One Monday night a month, I gather all my energy to corral the chaos of my house by 6 so that I can make it to my writer’s group by 6:30. I strive to have dinner at least in process, have some sort of food in my bag, milk pumped and in the fridge, children not screaming, and plans laid out for my husband’s next hour and a half.
This past Monday, I was not too successful. Every room was an explosion of stuff: dishes in the sink, toys on the floor, laundry piled high on the couch. The meal I was planning to make consisted of ingredients sitting out but not-yet-mixed, an oven heated but not yet cooking, and two little boys crying for food. My husband rides his bike home from work 30 minutes and had left the office early to make it in time for me to leave. He’s exhausted and sweaty when he gets home and needs a couple of minutes to change his clothes, gather himself and shift from employee to Daddy. He needs transition.

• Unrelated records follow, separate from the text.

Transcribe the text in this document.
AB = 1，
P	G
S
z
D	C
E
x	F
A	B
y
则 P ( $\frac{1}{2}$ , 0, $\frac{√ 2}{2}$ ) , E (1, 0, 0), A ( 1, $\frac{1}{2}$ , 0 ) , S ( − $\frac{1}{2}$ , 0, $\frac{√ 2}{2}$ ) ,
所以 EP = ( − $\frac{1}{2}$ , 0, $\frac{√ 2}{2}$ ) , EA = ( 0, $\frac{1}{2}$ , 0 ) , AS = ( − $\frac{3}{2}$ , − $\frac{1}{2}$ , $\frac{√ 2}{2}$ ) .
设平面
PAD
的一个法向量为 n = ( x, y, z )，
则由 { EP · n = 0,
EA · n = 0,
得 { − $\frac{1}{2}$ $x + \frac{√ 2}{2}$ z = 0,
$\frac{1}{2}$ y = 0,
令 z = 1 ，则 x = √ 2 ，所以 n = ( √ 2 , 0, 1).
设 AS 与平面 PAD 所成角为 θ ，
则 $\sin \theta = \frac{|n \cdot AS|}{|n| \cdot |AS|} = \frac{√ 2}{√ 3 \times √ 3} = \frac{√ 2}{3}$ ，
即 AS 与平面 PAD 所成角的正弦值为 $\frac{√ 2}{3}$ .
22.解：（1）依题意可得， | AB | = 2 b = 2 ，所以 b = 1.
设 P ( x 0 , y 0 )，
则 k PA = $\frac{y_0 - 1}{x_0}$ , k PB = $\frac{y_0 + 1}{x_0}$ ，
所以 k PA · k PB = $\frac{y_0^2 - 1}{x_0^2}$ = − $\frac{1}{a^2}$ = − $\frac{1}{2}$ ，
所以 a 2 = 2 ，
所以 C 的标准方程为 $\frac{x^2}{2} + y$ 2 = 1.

I was too chaotic to help in that front on Monday night. He arrived and I talked his ear off about the day for five minutes while I mixed my salad and packed my bag and reminded him about the milk and the food and the bedtimes and the need for baths and kissed my boys’ heads and kissed my husband and yelled “I love you people!” as I fluttered from the house, giddy.
I came home to a grumpy husband, who had faced a poop incident, a frustrating boy who didn’t want to go to sleep, a crying baby who is getting two teeth at the same time. Chris was out in the back yard picking up toys I’d carelessly allowed to be left in the grass. He was frustrated.
Last week I had a discussion with a friend who explained how she attempts to allow her four kids the Crazy from 3 to 5 in the afternoon, then calm them down, clean them up, and bring peace into the house by the time her husband comes home. Though her perspective of making home inviting for her husband is much more conservative than mine, I still felt a twinge of guilt.
Don’t get me wrong. I didn’t feel guilty because I believe my job is to be Donna Reed in my apron, stirring Mr. Hohorst a martini, roast in the oven, while I rub the difficult day at the office out of his feet, the children rosy faced and smiley on the floor staring up at him. I didn’t feel guilty because Chris’ job is so much harder than mine or because he does the “work” for the family. What I felt was an acknowledgement that space is important, that moving from one space to another is difficult and requires cushion.
As I’ve embraced the liturgy and begun to recognize our needs for times of celebration and ritual, for the acknowledgment of what is significant in our years and weeks and days, I’ve come to see that space is sacred. The physical helps us shape our reaction in the spiritual.Though our culture may stress moving quickly from work to the gym to home to social activity, I’ve beginning to think that the healthy spiritual response to stress is to transition slowly between spaces, to build room into our routines for making that shift.
I mentioned last Friday that I had the opportunity to listen to my new friend Christine talk about how she has instilled ritual into her family’s daily, weekly and yearly life. One of the things I was most taken with is that she has begun to practice “afternoon tea” with her elementary and early middle school aged kids, acknowledging that the transition from school to home is difficult, and that kids sometimes need a calm snack and a little bit of family cushion before embarking into the world of homework and extracurricular activities.
Do you remember coming home after school? The warmth of entering into that sort of safety, after the uncertainty of learning, of negotiating friendships, of struggling to understand math? Because my childhood was healthy and sweet, my memories of entering into home are comforting. I ate cookies and drank milk. I sat on the couch.
Transition is spiritual work and as a spiritual leader in my family, I have a responsibility to offer that transition with as much grace as possible. So, as much as I may want to wag my mouth at Chris and talk about how frustrating this day has been. As much as I may want to yell to the sound of the door opening, “You’re home! Somebody do something about this child!” my responsibility is for Chris’ spiritual health. I want him to come into our family space with joy. So, I want to be a friend to him. I want to offer him the same sort of grace that God gives me: a moment for rest, for quietness, for renewal; a moment to take off the work clothes and all that they represent: every frustrating conversation, every stressful deadline, and allow him to walk into our chaos with a willingness to tickle and laugh and tell stories and correct with love.
And in order to offer sacred space, I must learn to offer grace. Not Donna Reed style, but Jesus style. Not by offering the roast but offering my rights, my selfish demands, my need to have my work justified. And in doing so, I may just create a home in which everybody else offers me grace as well.